Hooded Fang

Album, the album by Hooded Fangs

By Carl Perks

Brush open a new spot at the top of your list of bands to look out for.

Hooded Fangs were reviewed for the first time six months after their formation and only days after the launch of their first, self-titled EP, by I Heart Music. The review stated that as an exception to the general rule, Hooded Fangs did not require years of practice and a belt full of albums to emerge out of the womb as a tight sounding band.

After a bit of touring, the seven-piece band went back to study health at NYU.
Now they are back with a brand new album (ironically entitled Album) and their music has never sounded so wise and well crafted. The past statement about the experience in their sound seems under done as an uneducated guess could place them as the headline of the modern indie-folk genre.

In Album, they completely discarded their initial Strokes-with-acoustic-guitars-and-female-vocals ways and developed their own, ever so accurate and pertinent, sound. It’s not that the auditory sensation of the album is unheard of or unlike anyone else’s, the praise here is to the fact that the genre has only rarely been performed so masterfully.

There are seven instruments often playing in conjunction and five voices (two male and three female) that interchange or chorus, yet their arrangements are never overdone and no sound is ever out of place. The key ingredient is in simple individual scores unified within complex layering.

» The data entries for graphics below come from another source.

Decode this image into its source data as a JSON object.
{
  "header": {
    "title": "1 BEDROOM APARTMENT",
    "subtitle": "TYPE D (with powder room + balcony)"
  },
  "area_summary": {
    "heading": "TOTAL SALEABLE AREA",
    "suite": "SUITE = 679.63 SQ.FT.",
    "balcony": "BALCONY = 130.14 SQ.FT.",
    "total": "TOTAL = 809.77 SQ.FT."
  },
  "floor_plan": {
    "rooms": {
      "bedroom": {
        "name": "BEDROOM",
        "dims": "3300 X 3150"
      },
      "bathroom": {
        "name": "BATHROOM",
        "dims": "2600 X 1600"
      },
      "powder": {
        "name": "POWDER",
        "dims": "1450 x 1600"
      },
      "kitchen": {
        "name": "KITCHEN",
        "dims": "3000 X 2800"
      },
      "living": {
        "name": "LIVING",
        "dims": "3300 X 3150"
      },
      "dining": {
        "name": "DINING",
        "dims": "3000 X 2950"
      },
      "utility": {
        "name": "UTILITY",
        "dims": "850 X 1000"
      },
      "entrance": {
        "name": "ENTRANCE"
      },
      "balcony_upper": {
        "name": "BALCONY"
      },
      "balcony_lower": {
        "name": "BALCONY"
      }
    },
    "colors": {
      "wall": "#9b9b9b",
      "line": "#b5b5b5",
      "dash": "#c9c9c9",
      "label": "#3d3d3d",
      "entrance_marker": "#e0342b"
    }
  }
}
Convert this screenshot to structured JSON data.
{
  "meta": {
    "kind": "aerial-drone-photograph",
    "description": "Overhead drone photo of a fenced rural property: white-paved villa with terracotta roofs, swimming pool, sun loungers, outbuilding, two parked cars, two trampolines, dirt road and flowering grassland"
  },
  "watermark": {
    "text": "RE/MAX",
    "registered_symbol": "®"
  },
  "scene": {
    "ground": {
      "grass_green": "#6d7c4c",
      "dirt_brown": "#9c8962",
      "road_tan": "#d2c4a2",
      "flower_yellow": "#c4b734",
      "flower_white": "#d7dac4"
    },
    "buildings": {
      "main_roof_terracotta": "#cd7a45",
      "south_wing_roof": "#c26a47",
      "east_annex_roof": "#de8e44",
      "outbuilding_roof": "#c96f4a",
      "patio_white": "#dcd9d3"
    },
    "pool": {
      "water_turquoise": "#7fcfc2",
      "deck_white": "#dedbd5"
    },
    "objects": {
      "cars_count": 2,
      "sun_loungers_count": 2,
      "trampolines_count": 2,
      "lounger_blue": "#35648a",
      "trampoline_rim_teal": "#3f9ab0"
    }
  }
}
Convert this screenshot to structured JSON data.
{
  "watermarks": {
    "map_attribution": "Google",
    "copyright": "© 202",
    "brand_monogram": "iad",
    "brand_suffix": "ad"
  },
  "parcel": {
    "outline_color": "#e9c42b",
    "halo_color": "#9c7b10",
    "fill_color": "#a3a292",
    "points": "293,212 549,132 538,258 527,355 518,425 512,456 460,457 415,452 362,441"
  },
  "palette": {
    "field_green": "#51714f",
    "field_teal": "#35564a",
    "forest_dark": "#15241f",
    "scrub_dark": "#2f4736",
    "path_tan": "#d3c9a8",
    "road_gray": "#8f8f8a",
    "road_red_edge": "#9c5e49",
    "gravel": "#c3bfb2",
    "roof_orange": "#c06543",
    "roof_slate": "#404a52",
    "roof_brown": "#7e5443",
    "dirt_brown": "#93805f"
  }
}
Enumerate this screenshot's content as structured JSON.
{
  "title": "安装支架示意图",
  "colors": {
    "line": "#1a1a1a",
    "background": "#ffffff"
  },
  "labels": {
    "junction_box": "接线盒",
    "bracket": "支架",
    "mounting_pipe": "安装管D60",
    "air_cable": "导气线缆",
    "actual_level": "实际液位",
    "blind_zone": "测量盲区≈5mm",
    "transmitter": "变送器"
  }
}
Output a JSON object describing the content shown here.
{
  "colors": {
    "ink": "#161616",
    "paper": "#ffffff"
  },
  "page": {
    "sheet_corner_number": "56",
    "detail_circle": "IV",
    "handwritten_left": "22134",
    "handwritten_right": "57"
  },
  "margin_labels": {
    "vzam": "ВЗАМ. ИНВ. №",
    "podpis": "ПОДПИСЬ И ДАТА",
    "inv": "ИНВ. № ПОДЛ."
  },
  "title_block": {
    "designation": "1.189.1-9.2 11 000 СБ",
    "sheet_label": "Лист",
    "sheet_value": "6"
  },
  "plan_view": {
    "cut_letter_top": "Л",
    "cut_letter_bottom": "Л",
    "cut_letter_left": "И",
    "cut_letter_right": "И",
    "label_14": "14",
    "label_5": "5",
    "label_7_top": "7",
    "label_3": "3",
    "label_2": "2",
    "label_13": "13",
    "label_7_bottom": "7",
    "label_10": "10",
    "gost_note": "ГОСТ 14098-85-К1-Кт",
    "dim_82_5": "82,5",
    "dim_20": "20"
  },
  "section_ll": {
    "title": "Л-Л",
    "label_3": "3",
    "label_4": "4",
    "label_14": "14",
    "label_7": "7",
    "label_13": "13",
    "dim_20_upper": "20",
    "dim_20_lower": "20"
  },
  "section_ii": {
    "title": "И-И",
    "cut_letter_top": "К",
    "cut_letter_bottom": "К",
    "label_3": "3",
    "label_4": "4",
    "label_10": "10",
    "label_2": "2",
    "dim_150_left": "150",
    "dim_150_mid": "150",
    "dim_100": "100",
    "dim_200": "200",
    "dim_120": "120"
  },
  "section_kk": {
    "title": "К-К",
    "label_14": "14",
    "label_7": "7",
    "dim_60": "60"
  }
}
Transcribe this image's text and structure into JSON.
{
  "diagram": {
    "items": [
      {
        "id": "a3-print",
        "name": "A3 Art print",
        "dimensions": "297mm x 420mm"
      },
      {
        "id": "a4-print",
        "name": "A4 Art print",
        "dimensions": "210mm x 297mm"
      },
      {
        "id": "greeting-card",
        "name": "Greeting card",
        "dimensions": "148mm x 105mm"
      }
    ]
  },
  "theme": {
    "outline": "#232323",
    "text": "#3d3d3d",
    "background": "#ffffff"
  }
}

The riddle-wrapped enigma here is the overall mood of the album: lyrics you don’t understand make you sad as you tap your feet to upbeat drum lines that accompany guitar that makes you dance and reminisce yet lay back in nostalgia.
All the vocals, male and female, merge and fall out of unison so smoothly that you don’t perceive the change despite their completely clashing individual timbres. Pop has never been so smooth as folk has rarely seemed so upbeat and cheerful.

Now scribble the words Hooded Fang in the newly empty spot on your “bands to look out for” list.

A good guess and a peek at the ever-growing amount of their iTunes sales would lead to the assumption that their shows will eventually pack up. This means that this Toronto-based band’s tour kick-off at the Divan Orange in Montreal on Nov. 3 is as intimate as you’ll ever get to see them play. Album, their first album was released on Tuesday.